И Фрол умолк, словно в недоумении, словно только что сам услышал свои слова. А Никулина с упреком и горечью произнесла:
– Это у меня-то сотканные из одной радости…
Уже много лет клавдия Никулина жила отдельно от отца, в маленьком, всего в три оконца, деревянном домике. Жила тихо и строго, как монашка, и все ждала, ждала своего мужа, Федора Морозова, сына Пистимеи и Устина, с которым ей не пришлось даже и переночевать. Ранним августовским утром 1943 года ее жених вскочил верхом на подведенную ему лошадь и ускакал в военкомат.

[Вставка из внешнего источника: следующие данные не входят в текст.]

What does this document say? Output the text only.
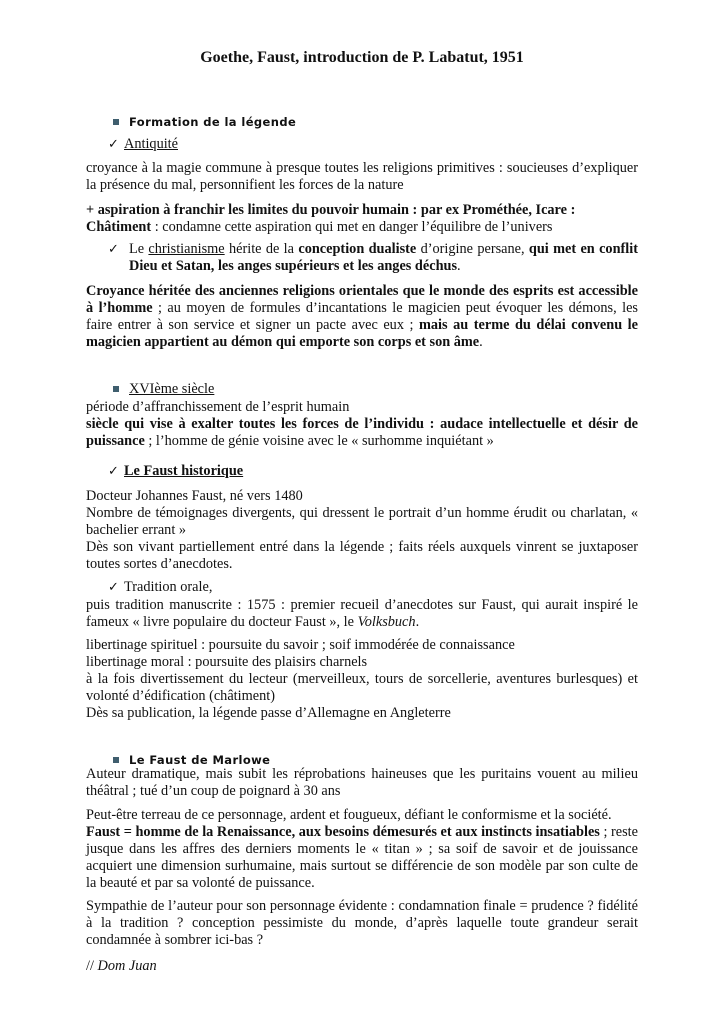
Goethe, Faust, introduction de P. Labatut, 1951
Formation de la légende
✓ Antiquité

croyance à la magie commune à presque toutes les religions primitives : soucieuses d’expliquer la présence du mal, personnifient les forces de la nature

+ aspiration à franchir les limites du pouvoir humain : par ex Prométhée, Icare :

Châtiment : condamne cette aspiration qui met en danger l’équilibre de l’univers

✓ Le christianisme hérite de la conception dualiste d’origine persane, qui met en conflit Dieu et Satan, les anges supérieurs et les anges déchus.

Croyance héritée des anciennes religions orientales que le monde des esprits est accessible à l’homme ; au moyen de formules d’incantations le magicien peut évoquer les démons, les faire entrer à son service et signer un pacte avec eux ; mais au terme du délai convenu le magicien appartient au démon qui emporte son corps et son âme.

XVIème siècle

période d’affranchissement de l’esprit humain

siècle qui vise à exalter toutes les forces de l’individu : audace intellectuelle et désir de puissance ; l’homme de génie voisine avec le « surhomme inquiétant »

✓ Le Faust historique

Docteur Johannes Faust, né vers 1480

Nombre de témoignages divergents, qui dressent le portrait d’un homme érudit ou charlatan, « bachelier errant »

Dès son vivant partiellement entré dans la légende ; faits réels auxquels vinrent se juxtaposer toutes sortes d’anecdotes.

✓ Tradition orale,

puis tradition manuscrite : 1575 : premier recueil d’anecdotes sur Faust, qui aurait inspiré le fameux « livre populaire du docteur Faust », le Volksbuch.

libertinage spirituel : poursuite du savoir ; soif immodérée de connaissance

libertinage moral : poursuite des plaisirs charnels

à la fois divertissement du lecteur (merveilleux, tours de sorcellerie, aventures burlesques) et volonté d’édification (châtiment)

Dès sa publication, la légende passe d’Allemagne en Angleterre

Le Faust de Marlowe

Auteur dramatique, mais subit les réprobations haineuses que les puritains vouent au milieu théâtral ; tué d’un coup de poignard à 30 ans

Peut-être terreau de ce personnage, ardent et fougueux, défiant le conformisme et la société.

Faust = homme de la Renaissance, aux besoins démesurés et aux instincts insatiables ; reste jusque dans les affres des derniers moments le « titan » ; sa soif de savoir et de jouissance acquiert une dimension surhumaine, mais surtout se différencie de son modèle par son culte de la beauté et par sa volonté de puissance.

Sympathie de l’auteur pour son personnage évidente : condamnation finale = prudence ? fidélité à la tradition ? conception pessimiste du monde, d’après laquelle toute grandeur serait condamnée à sombrer ici-bas ?

// Dom Juan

Рассеялась пыль из-под копыт – и словно не было на свете Федора Морозова.
А потом, спустя год, вызвал председатель колхоза, Захар Большаков, Клашку в контору, отворачивая лицо, дал ей маленький листок, на котором прыгали, как черные пауки, неровные буквы: «…Федор Устинович Морозов… геройски погиб в боях за деревню Усть-Каменку…»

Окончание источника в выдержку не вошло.